Après un léger fléchissement en 2012 - 42 opérations pour un chiffre d’affaires de 298 M€ -, le secteur du logiciel connaît, lui aussi, une hausse très marquée de 45 %. Soit un volume de chiffre d’affaires de 433 M€ pour un nombre record de 56 cessions, dont un tiers réalisé par des acteurs anglo-saxons.
Les ESN françaises font leurs emplettes en Allemagne
En revanche, les acquisitions françaises à l’étranger font preuve d’une grande stabilité, passant de 35 opérations en 2012 à 33. On notera un regain d’intérêt pour l’acquisition d’ESN étrangères (+ 30 % en volume du chiffre d’affaires) et un repli du côté des éditeurs (- 26 %).

Une stabilité due à l’absence de grosses opérations comme celles effectuées lors des dernières années par Akka Technologies avec le rachat en 2011 de l’allemand MB Tech, ou les acquisitions marquantes en 2010 de Siemens IT Solutions par Atos et de CPM Braxis au Brésil par Capgemini. La seule acquisition qui sort du lot reste celle réalisée par le groupe Altran, d’IndustrieHansa, une ESN allemande dont les revenus étaient de 161 M€.
Les éditeurs français sont restés globalement assez sages dans leur politique d’expansion internationale et seule Dassault Systèmes s’est, une fois de plus, distinguée avec cinq acquisitions hors des frontières, aux Etats-Unis, au Royaume-Uni et surtout en Allemagne avec notamment le rachat de Realtime Technology, un éditeur d’une solution de visualisation 3D à usage professionnel réalisant 75 M€ de chiffre d’affaires.

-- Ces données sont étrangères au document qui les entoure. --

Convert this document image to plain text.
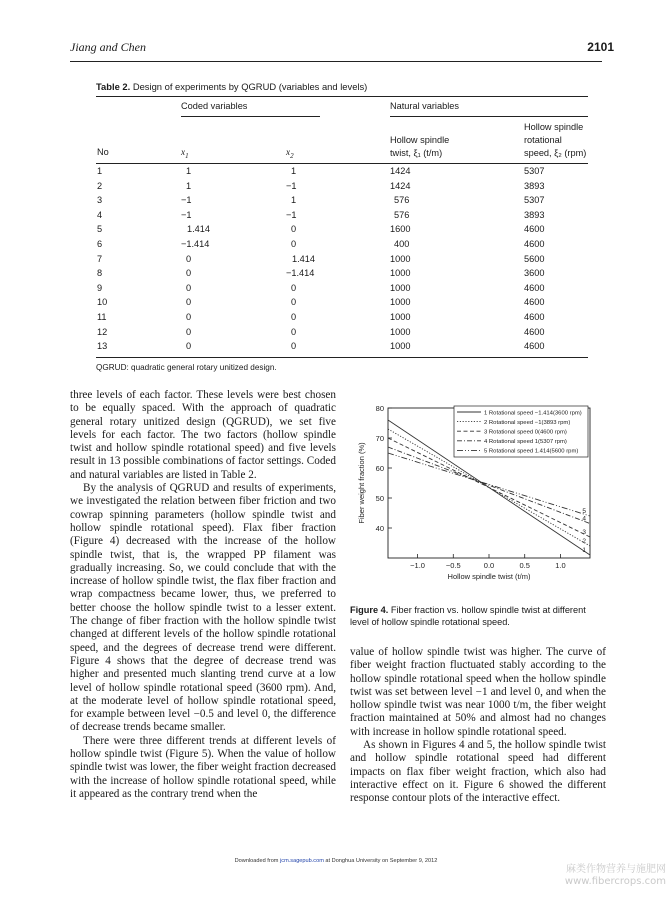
Jiang and Chen	2101
Table 2. Design of experiments by QGRUD (variables and levels)
Coded variables	Natural variables
No	$x_1$	$x_2$
Hollow spindle
twist, ξ₁ (t/m)
Hollow spindle
rotational
speed, ξ₂ (rpm)
1	1	1	1424	5307
2	1	−1	1424	3893
3	−1	1	576	5307
4	−1	−1	576	3893
5	1.414	0	1600	4600
6	−1.414	0	400	4600
7	0	1.414	1000	5600
8	0	−1.414	1000	3600
9	0	0	1000	4600
10	0	0	1000	4600
11	0	0	1000	4600
12	0	0	1000	4600
13	0	0	1000	4600
QGRUD: quadratic general rotary unitized design.

three levels of each factor. These levels were best chosen to be equally spaced. With the approach of quadratic general rotary unitized design (QGRUD), we set five levels for each factor. The two factors (hollow spindle twist and hollow spindle rotational speed) and five levels result in 13 possible combinations of factor settings. Coded and natural variables are listed in Table 2.

By the analysis of QGRUD and results of experiments, we investigated the relation between fiber friction and two cowrap spinning parameters (hollow spindle twist and hollow spindle rotational speed). Flax fiber fraction (Figure 4) decreased with the increase of the hollow spindle twist, that is, the wrapped PP filament was gradually increasing. So, we could conclude that with the increase of hollow spindle twist, the flax fiber fraction and wrap compactness became lower, thus, we preferred to better choose the hollow spindle twist to a lesser extent. The change of fiber fraction with the hollow spindle twist changed at different levels of the hollow spindle rotational speed, and the degrees of decrease trend were different. Figure 4 shows that the degree of decrease trend was higher and presented much slanting trend curve at a low level of hollow spindle rotational speed (3600 rpm). And, at the moderate level of hollow spindle rotational speed, for example between level −0.5 and level 0, the difference of decrease trends became smaller.

There were three different trends at different levels of hollow spindle twist (Figure 5). When the value of hollow spindle twist was lower, the fiber weight fraction decreased with the increase of hollow spindle rotational speed, while it appeared as the contrary trend when the

40
50
60
70
80
−1.0	−0.5	0.0	0.5	1.0
Hollow spindle twist (t/m)
Fiber weight fraction (%)
1
2
3
4
5
1 Rotational speed −1.414(3600 rpm)
2 Rotational speed −1(3893 rpm)
3 Rotational speed 0(4600 rpm)
4 Rotational speed 1(5307 rpm)
5 Rotational speed 1.414(5600 rpm)
Figure 4. Fiber fraction vs. hollow spindle twist at different level of hollow spindle rotational speed.

value of hollow spindle twist was higher. The curve of fiber weight fraction fluctuated stably according to the hollow spindle rotational speed when the hollow spindle twist was set between level −1 and level 0, and when the hollow spindle twist was near 1000 t/m, the fiber weight fraction maintained at 50% and almost had no changes with increase in hollow spindle rotational speed.

As shown in Figures 4 and 5, the hollow spindle twist and hollow spindle rotational speed had different impacts on flax fiber weight fraction, which also had interactive effect on it. Figure 6 showed the different response contour plots of the interactive effect.

Downloaded from jcm.sagepub.com at Donghua University on September 9, 2012
麻类作物营养与施肥网
www.fibercrops.com
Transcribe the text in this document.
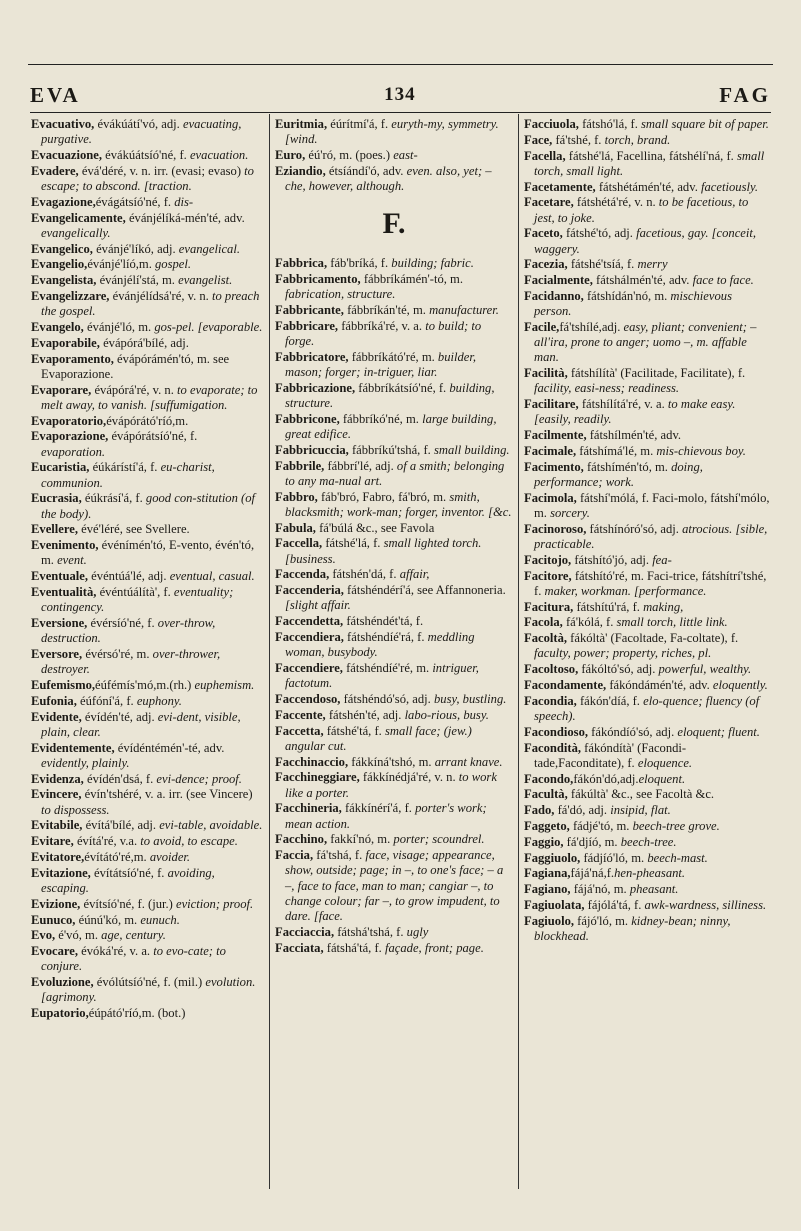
EVA	134	FAG

Evacuativo, évákúátí'vó, adj. evacuating, purgative.

Evacuazione, évákúátsíó'né, f. evacuation.

Evadere, évá'déré, v. n. irr. (evasi; evaso) to escape; to abscond. [traction.

Evagazione,évágátsíó'né, f. dis-

Evangelicamente, évánjélíká-mén'té, adv. evangelically.

Evangelico, évánjé'líkó, adj. evangelical.

Evangelio,évánjé'líó,m. gospel.

Evangelista, évánjélí'stá, m. evangelist.

Evangelizzare, évánjélídsá'ré, v. n. to preach the gospel.

Evangelo, évánjé'ló, m. gos-pel. [evaporable.

Evaporabile, évápórá'bílé, adj.

Evaporamento, évápórámén'tó, m. see Evaporazione.

Evaporare, évápórá'ré, v. n. to evaporate; to melt away, to vanish. [suffumigation.

Evaporatorio,évápórátó'ríó,m.

Evaporazione, évápórátsíó'né, f. evaporation.

Eucaristia, éúkárístí'á, f. eu-charist, communion.

Eucrasia, éúkrásí'á, f. good con-stitution (of the body).

Evellere, évé'léré, see Svellere.

Evenimento, événímén'tó, E-vento, évén'tó, m. event.

Eventuale, événtúá'lé, adj. eventual, casual.

Eventualità, événtúálítà', f. eventuality; contingency.

Eversione, évérsíó'né, f. over-throw, destruction.

Eversore, évérsó'ré, m. over-thrower, destroyer.

Eufemismo,éúfémís'mó,m.(rh.) euphemism.

Eufonia, éúfóní'á, f. euphony.

Evidente, évídén'té, adj. evi-dent, visible, plain, clear.

Evidentemente, évídéntémén'-té, adv. evidently, plainly.

Evidenza, évídén'dsá, f. evi-dence; proof.

Evincere, évín'tshéré, v. a. irr. (see Vincere) to dispossess.

Evitabile, évítá'bílé, adj. evi-table, avoidable.

Evitare, évítá'ré, v.a. to avoid, to escape.

Evitatore,évítátó'ré,m. avoider.

Evitazione, évítátsíó'né, f. avoiding, escaping.

Evizione, évítsíó'né, f. (jur.) eviction; proof.

Eunuco, éúnú'kó, m. eunuch.

Evo, é'vó, m. age, century.

Evocare, évóká'ré, v. a. to evo-cate; to conjure.

Evoluzione, évólútsíó'né, f. (mil.) evolution. [agrimony.

Eupatorio,éúpátó'ríó,m. (bot.)

Euritmia, éúrítmí'á, f. euryth-my, symmetry. [wind.

Euro, éú'ró, m. (poes.) east-

Eziandio, étsíándí'ó, adv. even. also, yet; – che, however, although.

F.

Fabbrica, fáb'bríká, f. building; fabric.

Fabbricamento, fábbríkámén'-tó, m. fabrication, structure.

Fabbricante, fábbríkán'té, m. manufacturer.

Fabbricare, fábbríká'ré, v. a. to build; to forge.

Fabbricatore, fábbríkátó'ré, m. builder, mason; forger; in-triguer, liar.

Fabbricazione, fábbríkátsíó'né, f. building, structure.

Fabbricone, fábbríkó'né, m. large building, great edifice.

Fabbricuccia, fábbríkú'tshá, f. small building.

Fabbrile, fábbrí'lé, adj. of a smith; belonging to any ma-nual art.

Fabbro, fáb'bró, Fabro, fá'bró, m. smith, blacksmith; work-man; forger, inventor. [&c.

Fabula, fá'búlá &c., see Favola

Faccella, fátshé'lá, f. small lighted torch. [business.

Faccenda, fátshén'dá, f. affair,

Faccenderia, fátshéndérí'á, see Affannoneria. [slight affair.

Faccendetta, fátshéndét'tá, f.

Faccendiera, fátshéndíé'rá, f. meddling woman, busybody.

Faccendiere, fátshéndíé'ré, m. intriguer, factotum.

Faccendoso, fátshéndó'só, adj. busy, bustling.

Faccente, fátshén'té, adj. labo-rious, busy.

Faccetta, fátshé'tá, f. small face; (jew.) angular cut.

Facchinaccio, fákkíná'tshó, m. arrant knave.

Facchineggiare, fákkínédjá'ré, v. n. to work like a porter.

Facchineria, fákkínérí'á, f. porter's work; mean action.

Facchino, fakkí'nó, m. porter; scoundrel.

Faccia, fá'tshá, f. face, visage; appearance, show, outside; page; in –, to one's face; – a –, face to face, man to man; cangiar –, to change colour; far –, to grow impudent, to dare. [face.

Facciaccia, fátshá'tshá, f. ugly

Facciata, fátshá'tá, f. façade, front; page.

Facciuola, fátshó'lá, f. small square bit of paper.

Face, fá'tshé, f. torch, brand.

Facella, fátshé'lá, Facellina, fátshélí'ná, f. small torch, small light.

Facetamente, fátshétámén'té, adv. facetiously.

Facetare, fátshétá'ré, v. n. to be facetious, to jest, to joke.

Faceto, fátshé'tó, adj. facetious, gay. [conceit, waggery.

Facezia, fátshé'tsíá, f. merry

Facialmente, fátshálmén'té, adv. face to face.

Facidanno, fátshídán'nó, m. mischievous person.

Facile,fá'tshílé,adj. easy, pliant; convenient; – all'ira, prone to anger; uomo –, m. affable man.

Facilità, fátshílítà' (Facilitade, Facilitate), f. facility, easi-ness; readiness.

Facilitare, fátshílítá'ré, v. a. to make easy. [easily, readily.

Facilmente, fátshílmén'té, adv.

Facimale, fátshímá'lé, m. mis-chievous boy.

Facimento, fátshímén'tó, m. doing, performance; work.

Facimola, fátshí'mólá, f. Faci-molo, fátshí'mólo, m. sorcery.

Facinoroso, fátshínóró'só, adj. atrocious. [sible, practicable.

Facitojo, fátshító'jó, adj. fea-

Facitore, fátshító'ré, m. Faci-trice, fátshítrí'tshé, f. maker, workman. [performance.

Facitura, fátshítú'rá, f. making,

Facola, fá'kólá, f. small torch, little link.

Facoltà, fákóltà' (Facoltade, Fa-coltate), f. faculty, power; property, riches, pl.

Facoltoso, fákóltó'só, adj. powerful, wealthy.

Facondamente, fákóndámén'té, adv. eloquently.

Facondia, fákón'díá, f. elo-quence; fluency (of speech).

Facondioso, fákóndíó'só, adj. eloquent; fluent.

Facondità, fákóndítà' (Facondi-tade,Faconditate), f. eloquence.

Facondo,fákón'dó,adj.eloquent.

Facultà, fákúltà' &c., see Facoltà &c.

Fado, fá'dó, adj. insipid, flat.

Faggeto, fádjé'tó, m. beech-tree grove.

Faggio, fá'djíó, m. beech-tree.

Faggiuolo, fádjíó'ló, m. beech-mast.

Fagiana,fájá'ná,f.hen-pheasant.

Fagiano, fájá'nó, m. pheasant.

Fagiuolata, fájólá'tá, f. awk-wardness, silliness.

Fagiuolo, fájó'ló, m. kidney-bean; ninny, blockhead.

La croissance externe au secours d’une croissance organique ralentie
« 2013 témoigne d’une certaine prudence des grands acteurs français à l’international, observe Pierre-Yves Dargaud. Après les prises de position majeures au cours des années 2007-2010 en Inde avec les rachats de Kanbay et Xansa ou en Amérique du Sud avec CPM Braxis au Brésil, les ESN privilégient depuis lors l’Europe et en particulier l’Allemagne. »
Les rachats successifs de MB Tech, Siemens IT et IndustrieHansa témoignent de cette tendance des prestataires français à s’offrir ainsi un accès privilégié aux grands donneurs d’ordre industriels allemands. Pour Pierre-Yves Dargaud, ce mouvement de consolidation ne faiblira pas dans les années qui viennent. « Les acteurs de toutes tailles et de tous métiers sont confrontés à une croissance organique durablement ralentie en Europe, ils favoriseront donc naturellement la croissance externe pour poursuivre leur développement».
D’autant que la publication des résultats annuels des acteurs des services informatiques et du logiciel montre que les marges opérationnelles font bien mieux que résister. Pour APM, « un grand nombre d’entre eux sont capables de payer assez facilement leurs acquisitions compte tenu des réserves importantes de cash et d’un accès à du financement bon marché. »
Enfin, les donneurs d’ordres eux-mêmes poussent à ces rapprochements. En instaurant des politiques tarifaires toujours plus serrées, sur fond de référencement et de massification de contrats, les grands comptes contribuent à cette réduction du nombre de fournisseurs. De même, dans le domaine du logiciel, ils concentrent leurs achats sur un volet restreint d’éditeurs par grand domaine d’application.